In Hessen tut sich was im Bereich Geothermie: Der Oberrheingraben zeigt vielversprechende Perspektiven für die Nutzung von Erdwärme. Mit einem eigens dafür umgebauten Spezialflugzeug werden Messungen durchgeführt, um das Potenzial dieser nachhaltigen Energiequelle besser auszuschöpfen. Laut Tagesschau erfasst das zweimotorige Propellerflugzeug vom Typ Basler T67 Veränderungen im Gravitations- und Magnetfeld. Ziel ist, ein digitales 3D-Modell des Untergrunds zu erstellen, um Energie- und Rohstoffprojekte in der Region voranzutreiben.
Die Messflüge, die in Höhenlagen zwischen 300 und 600 Metern stattfinden, begannen zwar schon, waren aber aufgrund von ungünstigen Witterungsbedingungen unterbrochen worden. Man wollte ursprünglich bereits im Dezember 2025 durchstarten. Aktuell finden die Flüge von Bad Nauheim bis Lampertheim nachts zwischen 23 Uhr und 5 Uhr statt. So wird sichergestellt, dass der Verkehr am Frankfurter Flughafen nicht gestört wird. Die geplanten Messungen sollen bis Ende Mai 2026 dauern, und die Auswertung der gesammelten Daten wird einige Monate in Anspruch nehmen.
Ein Umweltfreundliches Lithiumprojekt
Der Oberrheingraben könnte nicht nur als Energiequelle von Bedeutung sein, sondern auch als Rohstoffquelle für Lithium. Dies ist besonders relevant, da Lithium für die Herstellung von Batterien und weiteren innovativen Technologien hoch im Kurs steht. Ein neues Verfahren zur direkten Lithiumgewinnung aus geothermalen Solen wird derzeit im Rahmen des Projektes „ThermIon“ von Fraunhofer ISE und mehreren Partnern entwickelt.
Ein Augenmerk wird dabei auf eine umweltfreundliche und wirtschaftlich attraktive Extraktionstechnologie gelegt. Das Projektteam betrachtet die gesamte Prozesskette – angefangen bei der Vorbehandlung der Sole, bis hin zur Kristallisation von Lithiumkarbonat oder Lithiumhydroxid und der Rückführung der Sole. Dr. Joachim Koschikowski, Projektleiter, ist optimistisch hinsichtlich der Realisierbarkeit im größeren Maßstab. Dieser Fortschritt könnte erheblich zur Rohstoffversorgung in Europa aus heimischen Quellen beitragen und könnte auf 13 geplante Geothermie-Projekte im Oberrheingraben übertragbar sein.
Zudem beschäftigt man sich intensiv mit der Herausforderung, Lithium selektiv zu extrahieren, ohne das geochemische Gleichgewicht zu stören. Das Verfahren, das hierbei zur Anwendung kommt – die Direct-Lithium-Extraction (DLE) – soll unter hohen Temperaturen und Drücken sowie über längere Zeiträume zuverlässig funktionieren. Erste Laborversuche haben bereits stattgefunden, und das Forschungsteam zeigt sich zuversichtlich.
Ein Blick in die Zukunft
Die Geothermie-Projekte im Oberrheingraben könnten fortan nicht nur einen Beitrag zur regionalen und unabhängigen Energieversorgung leisten, sondern auch eine nachhaltige Lösung zur Rohstoffgewinnung bieten. Geplant ist die Errichtung einer Konversionsanlage für Lithiumgewinnung bis 2029 im Industriepark Frankfurt-Höchst, wo dieses innovative Verfahren weiter ausgebaut werden soll. In einer Zeit, in der nachhaltige Energiequellen und ressourcenschonende Technologien mehr denn je gefragt sind, zeigt sich der Oberrheingraben als ein Ort der Möglichkeiten.

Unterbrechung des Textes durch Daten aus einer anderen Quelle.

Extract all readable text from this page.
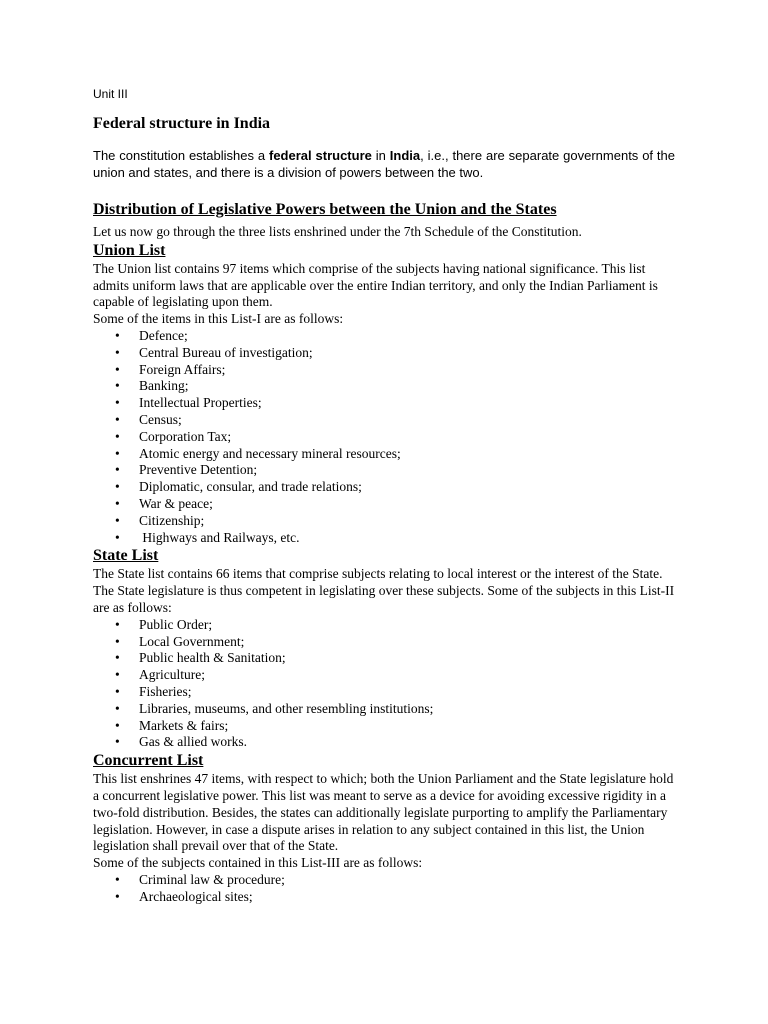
Unit III

Federal structure in India

The constitution establishes a federal structure in India, i.e., there are separate governments of the union and states, and there is a division of powers between the two.

Distribution of Legislative Powers between the Union and the States

Let us now go through the three lists enshrined under the 7th Schedule of the Constitution.

Union List

The Union list contains 97 items which comprise of the subjects having national significance. This list admits uniform laws that are applicable over the entire Indian territory, and only the Indian Parliament is capable of legislating upon them.

Some of the items in this List-I are as follows:

• Defence;
• Central Bureau of investigation;
• Foreign Affairs;
• Banking;
• Intellectual Properties;
• Census;
• Corporation Tax;
• Atomic energy and necessary mineral resources;
• Preventive Detention;
• Diplomatic, consular, and trade relations;
• War & peace;
• Citizenship;
• Highways and Railways, etc.

State List

The State list contains 66 items that comprise subjects relating to local interest or the interest of the State. The State legislature is thus competent in legislating over these subjects. Some of the subjects in this List-II are as follows:

• Public Order;
• Local Government;
• Public health & Sanitation;
• Agriculture;
• Fisheries;
• Libraries, museums, and other resembling institutions;
• Markets & fairs;
• Gas & allied works.

Concurrent List

This list enshrines 47 items, with respect to which; both the Union Parliament and the State legislature hold a concurrent legislative power. This list was meant to serve as a device for avoiding excessive rigidity in a two-fold distribution. Besides, the states can additionally legislate purporting to amplify the Parliamentary legislation. However, in case a dispute arises in relation to any subject contained in this list, the Union legislation shall prevail over that of the State.

Some of the subjects contained in this List-III are as follows:

• Criminal law & procedure;
• Archaeological sites;
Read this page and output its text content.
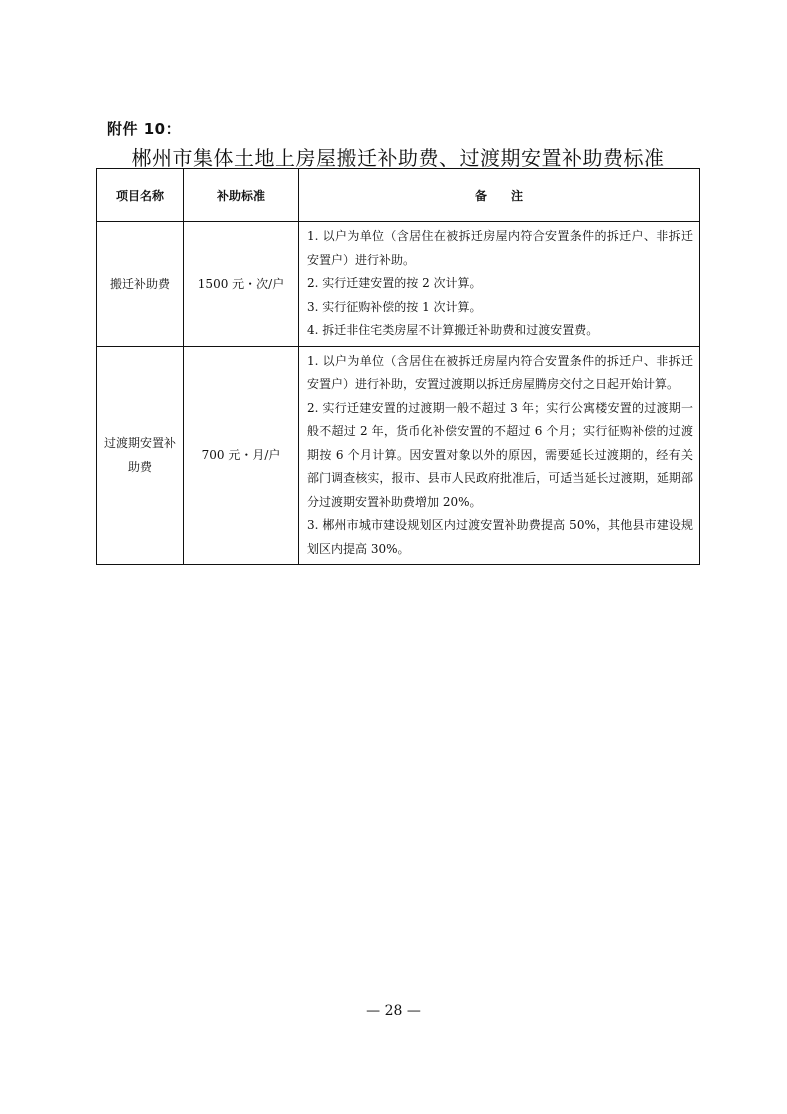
附件 10：
郴州市集体土地上房屋搬迁补助费、过渡期安置补助费标准
项目名称	补助标准	备　　注
搬迁补助费	1500 元・次/户	1. 以户为单位（含居住在被拆迁房屋内符合安置条件的拆迁户、非拆迁安置户）进行补助。
2. 实行迁建安置的按 2 次计算。
3. 实行征购补偿的按 1 次计算。
4. 拆迁非住宅类房屋不计算搬迁补助费和过渡安置费。

过渡期安置补助费	700 元・月/户	1. 以户为单位（含居住在被拆迁房屋内符合安置条件的拆迁户、非拆迁安置户）进行补助，安置过渡期以拆迁房屋腾房交付之日起开始计算。
2. 实行迁建安置的过渡期一般不超过 3 年；实行公寓楼安置的过渡期一般不超过 2 年，货币化补偿安置的不超过 6 个月；实行征购补偿的过渡期按 6 个月计算。因安置对象以外的原因，需要延长过渡期的，经有关部门调查核实，报市、县市人民政府批准后，可适当延长过渡期，延期部分过渡期安置补助费增加 20%。
3. 郴州市城市建设规划区内过渡安置补助费提高 50%，其他县市建设规划区内提高 30%。
— 28 —
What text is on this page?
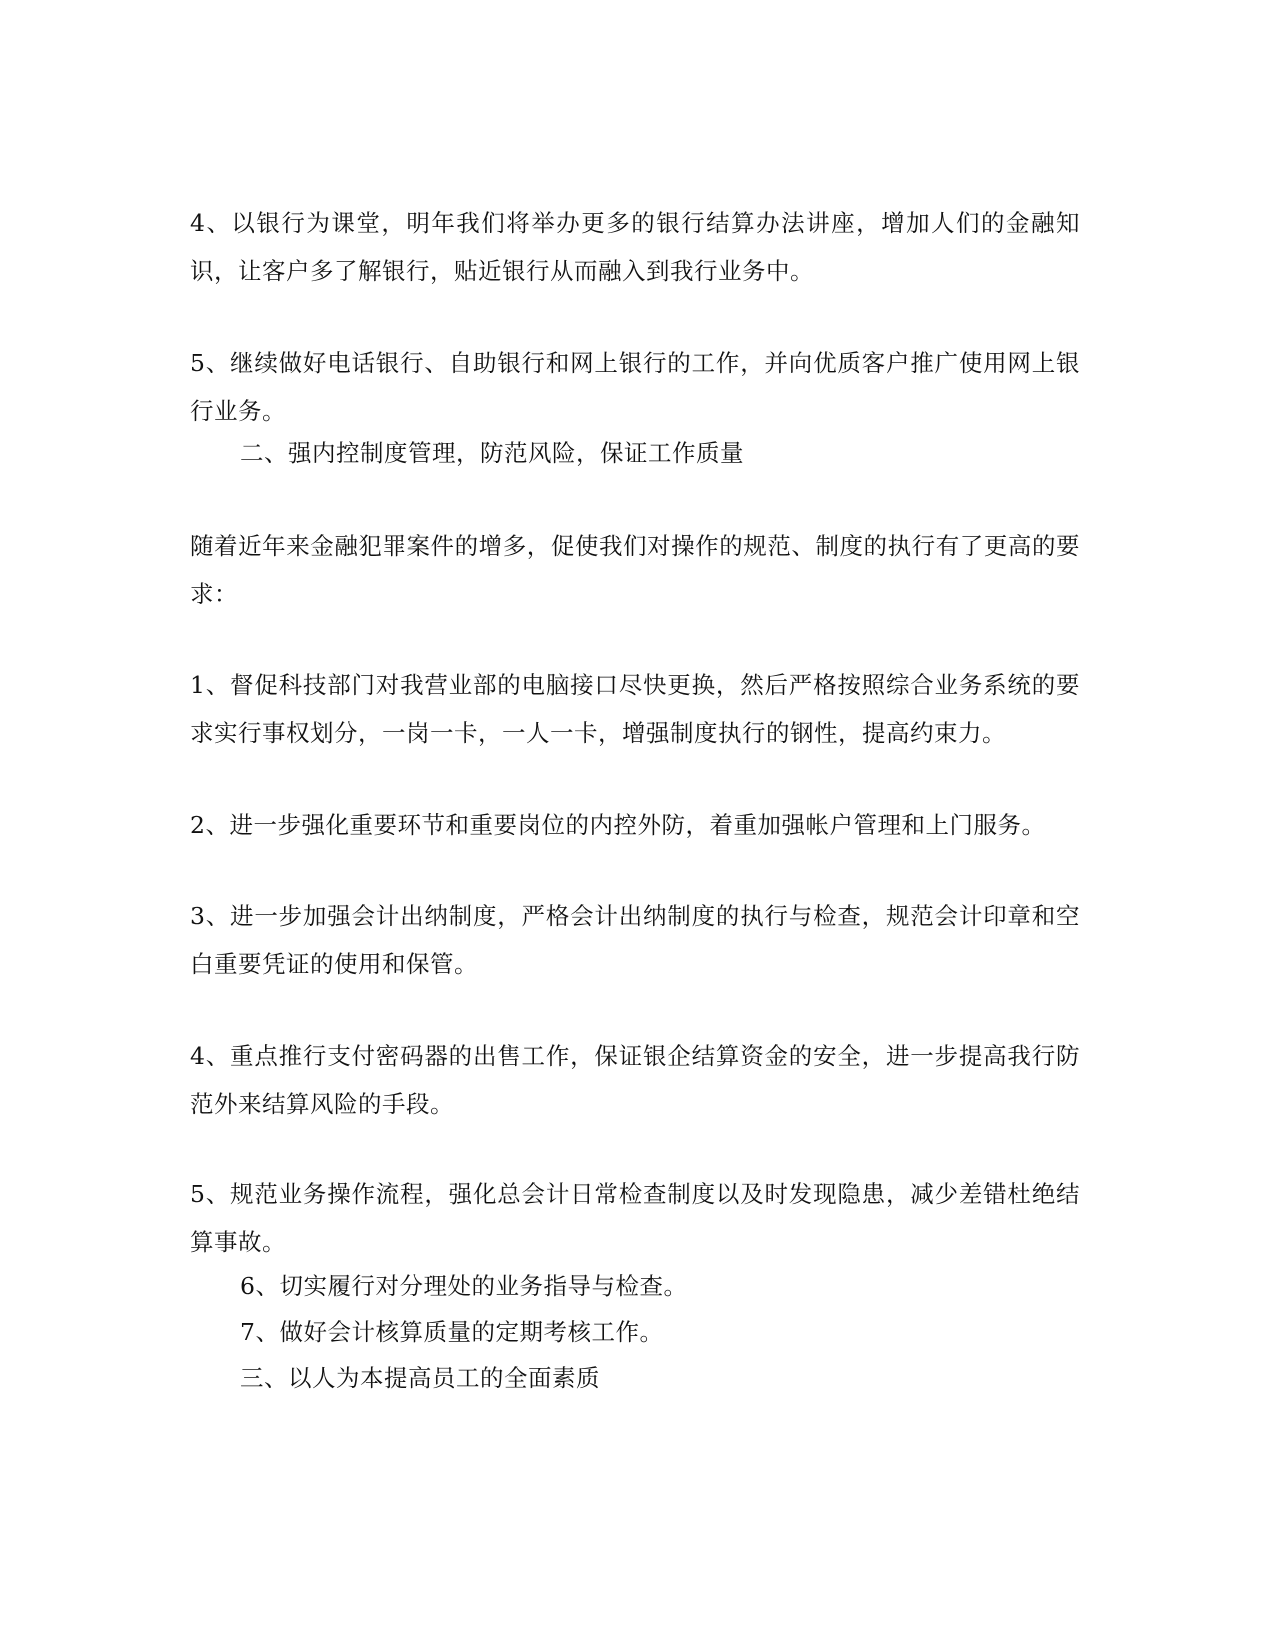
4、以银行为课堂，明年我们将举办更多的银行结算办法讲座，增加人们的金融知识，让客户多了解银行，贴近银行从而融入到我行业务中。

5、继续做好电话银行、自助银行和网上银行的工作，并向优质客户推广使用网上银行业务。

二、强内控制度管理，防范风险，保证工作质量

随着近年来金融犯罪案件的增多，促使我们对操作的规范、制度的执行有了更高的要求：

1、督促科技部门对我营业部的电脑接口尽快更换，然后严格按照综合业务系统的要求实行事权划分，一岗一卡，一人一卡，增强制度执行的钢性，提高约束力。

2、进一步强化重要环节和重要岗位的内控外防，着重加强帐户管理和上门服务。

3、进一步加强会计出纳制度，严格会计出纳制度的执行与检查，规范会计印章和空白重要凭证的使用和保管。

4、重点推行支付密码器的出售工作，保证银企结算资金的安全，进一步提高我行防范外来结算风险的手段。

5、规范业务操作流程，强化总会计日常检查制度以及时发现隐患，减少差错杜绝结算事故。

6、切实履行对分理处的业务指导与检查。

7、做好会计核算质量的定期考核工作。

三、以人为本提高员工的全面素质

Die politischen und wirtschaftlichen Rahmenbedingungen scheinen günstig, und ein mutiger Schritt in die Richtung der erneuerbaren Energien und der heimischen Rohstoffgewinnung steht bevor. Die Vorfreude auf die ersten Ergebnisse der Messungen und die Entwicklungen im Lithiumprojekt ist spürbar. Ein gutes Händchen haben die Verantwortlichen sicherlich, wenn sie diese spannenden Projekte weiter vorantreiben.